Native Americans and environmental activists have said the multibillion-dollar pipeline threatens the water resources and sacred land of the Standing Rock Sioux Tribe, but President Donald Trump has quickly pushed for the completion of the pipeline since taking office last month.
Governor Doug Burgum and the U.S. Army Corps of Engineers set a deadline of Wednesday afternoon for demonstrators to leave the Oceti Sakowin camp, located on Army Corps land in Cannon Ball, North Dakota.
Despite the deadline, some will remain, camp leaders said on Tuesday.
“Everybody plans to be in camp tomorrow up until the 2 o’clock mark.
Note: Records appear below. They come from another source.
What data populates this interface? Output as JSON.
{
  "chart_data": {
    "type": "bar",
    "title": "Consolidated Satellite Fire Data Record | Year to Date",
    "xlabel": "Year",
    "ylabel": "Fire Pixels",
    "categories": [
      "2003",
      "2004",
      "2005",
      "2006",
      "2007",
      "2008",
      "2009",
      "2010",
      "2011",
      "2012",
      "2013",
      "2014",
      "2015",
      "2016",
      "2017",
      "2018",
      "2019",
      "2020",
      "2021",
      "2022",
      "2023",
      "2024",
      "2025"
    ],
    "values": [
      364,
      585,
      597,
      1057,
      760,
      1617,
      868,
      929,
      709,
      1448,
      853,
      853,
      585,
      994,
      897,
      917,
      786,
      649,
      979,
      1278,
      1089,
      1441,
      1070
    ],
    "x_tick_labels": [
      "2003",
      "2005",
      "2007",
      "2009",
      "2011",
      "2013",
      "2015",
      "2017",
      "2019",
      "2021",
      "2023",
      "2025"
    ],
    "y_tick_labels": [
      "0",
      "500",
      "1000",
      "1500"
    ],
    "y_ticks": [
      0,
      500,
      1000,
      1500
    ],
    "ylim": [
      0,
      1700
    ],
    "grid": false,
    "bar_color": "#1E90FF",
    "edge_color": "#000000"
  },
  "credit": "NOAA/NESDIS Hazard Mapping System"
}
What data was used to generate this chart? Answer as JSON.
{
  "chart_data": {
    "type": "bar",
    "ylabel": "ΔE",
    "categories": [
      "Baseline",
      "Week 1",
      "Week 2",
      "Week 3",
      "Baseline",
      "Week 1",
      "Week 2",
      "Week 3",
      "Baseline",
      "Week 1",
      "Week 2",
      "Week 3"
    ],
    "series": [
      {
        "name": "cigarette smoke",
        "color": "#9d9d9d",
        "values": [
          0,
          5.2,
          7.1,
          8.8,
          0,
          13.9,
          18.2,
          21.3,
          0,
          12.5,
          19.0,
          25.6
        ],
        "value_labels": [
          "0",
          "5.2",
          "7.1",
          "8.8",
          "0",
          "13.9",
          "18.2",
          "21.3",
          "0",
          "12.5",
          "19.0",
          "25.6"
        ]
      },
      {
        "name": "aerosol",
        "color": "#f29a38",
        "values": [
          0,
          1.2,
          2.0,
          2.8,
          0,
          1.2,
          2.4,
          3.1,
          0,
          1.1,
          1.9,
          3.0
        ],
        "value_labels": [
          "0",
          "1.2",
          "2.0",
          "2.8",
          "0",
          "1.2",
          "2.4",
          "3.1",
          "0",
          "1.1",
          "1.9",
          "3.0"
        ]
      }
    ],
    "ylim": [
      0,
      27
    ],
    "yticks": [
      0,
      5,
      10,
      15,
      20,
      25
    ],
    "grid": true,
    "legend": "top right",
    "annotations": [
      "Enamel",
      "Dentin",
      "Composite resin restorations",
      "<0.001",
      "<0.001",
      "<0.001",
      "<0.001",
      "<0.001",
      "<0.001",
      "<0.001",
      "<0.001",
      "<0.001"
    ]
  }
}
Then people will make their individual decisions about what their level of commitment is,” Chase Iron Eyes, a member of the Standing Rock Sioux Tribe, said by telephone. “Some will get arrested.”
Protesters and law enforcement have clashed multiple times and hundreds have been arrested since demonstrations began in August.
The Standing Rock Sioux asked protesters to depart from the site in December as they continued to fight the pipeline in court, but some 300 demonstrators have remained.
Law enforcement officials were urging people to leave the camp ahead of Wednesday’s deadline and remove anything that could be damaged during cleanup efforts.
“We really would like them (protesters) to get the culturally sensitive items out so when they bulldoze and clean out the camp they aren’t dealing with any of those things,” said Maxine Herr, a spokeswoman for the Morton County Sheriff’s Department.
Just days after taking office in January, Trump, a Republican, signed an executive order clearing the way for the $3.8 billion pipeline to proceed.
A judge denied a request earlier this month by two tribes seeking to halt construction, which resumed. The tribes are seeking an injunction to order the Army Corps to withdraw the easement.
Burgum, a Republican, has warned that spring floods pose a threat to the remaining protesters as well as the waters of the Missouri River.
Over 200 dumpsters of debris has been removed from the site since cleanup efforts began last month, said Mike Nowatzki, a spokesman for the governor.